Given our society's different approaches to oral contraceptives and anabolic steroids, one might be tempted to think that we as a whole value the lives of young boys more than young women. Why else would we discourage young boys from ingesting steroids while actively encouraging young women to do the same?

It may be tempting to think that but the real reason for this difference is not that our society is sexist, but that it is sex-crazed. The risks of oral contraceptives are tolerated mainly because it allows for more sexual license. It just so happens that women have to bear these risks. As a result, the sexual liberation that is so championed by the radical feminist movement has been purchased with the lives of young women.

This is even more apparent if one looks at what has happened with estrogen replacement therapy (ERT).

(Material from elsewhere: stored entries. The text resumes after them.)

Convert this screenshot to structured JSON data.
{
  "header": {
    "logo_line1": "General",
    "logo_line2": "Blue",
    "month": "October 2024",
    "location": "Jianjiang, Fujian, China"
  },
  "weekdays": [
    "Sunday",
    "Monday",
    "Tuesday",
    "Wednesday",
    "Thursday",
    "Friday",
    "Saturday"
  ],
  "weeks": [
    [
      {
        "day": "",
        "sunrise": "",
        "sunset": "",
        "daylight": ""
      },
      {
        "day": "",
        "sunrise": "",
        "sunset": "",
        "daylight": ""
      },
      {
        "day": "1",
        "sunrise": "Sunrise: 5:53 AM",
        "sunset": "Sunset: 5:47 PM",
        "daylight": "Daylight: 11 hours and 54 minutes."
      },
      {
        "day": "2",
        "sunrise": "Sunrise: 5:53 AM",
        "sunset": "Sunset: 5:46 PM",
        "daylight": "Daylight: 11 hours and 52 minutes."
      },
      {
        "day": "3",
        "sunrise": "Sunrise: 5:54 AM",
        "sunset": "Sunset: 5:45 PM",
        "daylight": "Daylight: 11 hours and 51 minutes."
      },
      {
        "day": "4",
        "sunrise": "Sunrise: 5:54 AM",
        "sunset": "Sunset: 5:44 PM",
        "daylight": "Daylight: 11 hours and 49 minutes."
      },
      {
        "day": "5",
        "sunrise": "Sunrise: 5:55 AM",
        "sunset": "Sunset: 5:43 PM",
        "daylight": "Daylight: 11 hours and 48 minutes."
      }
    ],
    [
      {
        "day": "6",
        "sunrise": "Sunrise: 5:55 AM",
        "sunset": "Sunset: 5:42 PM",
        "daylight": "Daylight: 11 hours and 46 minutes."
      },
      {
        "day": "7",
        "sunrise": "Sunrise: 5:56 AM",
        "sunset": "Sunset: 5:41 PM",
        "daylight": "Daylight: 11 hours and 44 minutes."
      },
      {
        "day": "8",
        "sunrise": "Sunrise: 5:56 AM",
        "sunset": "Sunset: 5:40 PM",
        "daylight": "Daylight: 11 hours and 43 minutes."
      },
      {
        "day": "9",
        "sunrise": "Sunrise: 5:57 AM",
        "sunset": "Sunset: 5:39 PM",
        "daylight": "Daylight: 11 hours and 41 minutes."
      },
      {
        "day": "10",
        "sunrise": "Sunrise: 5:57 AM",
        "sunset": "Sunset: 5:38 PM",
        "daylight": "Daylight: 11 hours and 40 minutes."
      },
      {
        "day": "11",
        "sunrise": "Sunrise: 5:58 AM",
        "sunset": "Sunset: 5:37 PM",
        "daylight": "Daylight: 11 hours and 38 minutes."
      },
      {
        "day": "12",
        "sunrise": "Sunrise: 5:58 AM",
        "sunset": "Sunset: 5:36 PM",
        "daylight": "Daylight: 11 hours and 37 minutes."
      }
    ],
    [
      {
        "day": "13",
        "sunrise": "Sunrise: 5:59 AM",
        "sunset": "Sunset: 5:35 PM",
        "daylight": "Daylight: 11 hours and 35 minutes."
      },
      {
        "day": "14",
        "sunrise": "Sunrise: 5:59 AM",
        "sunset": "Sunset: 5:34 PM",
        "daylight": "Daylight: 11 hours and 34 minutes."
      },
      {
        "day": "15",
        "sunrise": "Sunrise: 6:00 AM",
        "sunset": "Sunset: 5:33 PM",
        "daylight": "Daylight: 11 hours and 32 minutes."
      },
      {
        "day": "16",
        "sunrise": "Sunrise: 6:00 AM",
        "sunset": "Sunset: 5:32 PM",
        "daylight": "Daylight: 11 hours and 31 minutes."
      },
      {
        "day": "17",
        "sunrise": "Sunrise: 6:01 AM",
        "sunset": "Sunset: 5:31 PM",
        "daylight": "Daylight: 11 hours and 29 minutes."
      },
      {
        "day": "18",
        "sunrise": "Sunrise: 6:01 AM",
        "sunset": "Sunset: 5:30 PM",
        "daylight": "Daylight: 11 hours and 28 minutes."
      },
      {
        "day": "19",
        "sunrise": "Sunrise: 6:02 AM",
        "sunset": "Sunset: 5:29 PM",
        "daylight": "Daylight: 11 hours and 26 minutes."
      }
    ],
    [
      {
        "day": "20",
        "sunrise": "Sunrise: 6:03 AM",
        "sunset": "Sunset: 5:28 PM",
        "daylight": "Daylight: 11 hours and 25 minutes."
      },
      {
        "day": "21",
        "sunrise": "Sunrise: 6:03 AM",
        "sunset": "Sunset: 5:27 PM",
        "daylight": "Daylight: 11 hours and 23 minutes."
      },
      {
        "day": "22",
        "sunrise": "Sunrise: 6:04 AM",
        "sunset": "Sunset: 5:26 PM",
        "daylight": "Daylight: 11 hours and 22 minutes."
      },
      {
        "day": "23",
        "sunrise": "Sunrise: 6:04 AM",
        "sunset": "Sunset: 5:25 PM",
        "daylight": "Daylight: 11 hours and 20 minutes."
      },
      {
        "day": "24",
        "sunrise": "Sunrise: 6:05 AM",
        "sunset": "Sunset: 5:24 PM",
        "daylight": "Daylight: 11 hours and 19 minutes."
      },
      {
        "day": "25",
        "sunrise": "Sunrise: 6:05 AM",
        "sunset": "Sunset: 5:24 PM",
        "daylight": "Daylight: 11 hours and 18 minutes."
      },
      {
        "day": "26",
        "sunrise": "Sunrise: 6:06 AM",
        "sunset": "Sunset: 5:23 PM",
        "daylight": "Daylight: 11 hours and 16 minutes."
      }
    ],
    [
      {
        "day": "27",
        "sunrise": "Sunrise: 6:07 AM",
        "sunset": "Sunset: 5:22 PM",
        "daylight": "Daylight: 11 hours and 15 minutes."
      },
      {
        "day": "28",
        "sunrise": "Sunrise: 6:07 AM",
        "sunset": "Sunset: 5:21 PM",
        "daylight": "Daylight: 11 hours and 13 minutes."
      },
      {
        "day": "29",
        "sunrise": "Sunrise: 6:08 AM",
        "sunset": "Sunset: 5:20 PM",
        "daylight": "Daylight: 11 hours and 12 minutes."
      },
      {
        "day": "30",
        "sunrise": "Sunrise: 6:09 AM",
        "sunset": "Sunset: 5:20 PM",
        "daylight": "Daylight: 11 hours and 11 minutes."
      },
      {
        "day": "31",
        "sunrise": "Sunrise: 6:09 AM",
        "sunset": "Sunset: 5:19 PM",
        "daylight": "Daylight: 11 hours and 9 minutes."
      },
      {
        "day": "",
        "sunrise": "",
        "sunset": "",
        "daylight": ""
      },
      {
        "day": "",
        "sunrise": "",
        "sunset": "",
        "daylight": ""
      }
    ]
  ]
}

With ERT, postmenopausal women are given estrogen alone or in combination with progestin (these are the same hormones found in oral contraceptives) to combat the side effects of menopause. In 2003, estrogen replacement therapy received a lot of bad press when a National Institute of Health study revealed that estrogen replacement therapy caused anywhere from a 10-40% increase in breast cancer, heart disease and stroke respectively.

This sobering data caused the National Institute of Health to stop the study prematurely out of concern for the health of the women involved, a decision that caused all kinds of debate within the medical community.

Now it doesn't take an epidemiologist to notice that the risks associated with estrogen replacement therapy are very similar to those associated with oral contraceptives —breast cancer, stroke, heart disease, etc. Despite the similar risks though, the response of the medical community has been quite different. In the case of post-menopausal women and estrogen replacement therapy, these risks have caused the medical community to rethink the treatment, while in the case of pre-menopausal women and the pill no one has batted an eye. This is despite the fact that women on the pill are at least at a four- to five-fold greater risk than the women taking ERT. Where is the logic in that?

The reality is that there is no logic.

The fact of the matter is that what our society seems to value most is sex detached from love and responsibility, particularly the responsibility of conception. Since post-menopausal women don't have to worry about conception, it's quite proper to be concerned and entertain the possibility that they stop taking these steroid hormones. In the case of pre-menopausal women though, the premium is placed upon preventing pregnancy even if that means jeopardizing their lives.

This risk can be justified because in the end those women that don't die, become infertile or have miscarriages, will have more fulfilling sex lives. At least that's what they have been told.

Daniel Kuebler, Ph.D., is an assistant professor of biology at Franciscan University of Steubenville, Ohio.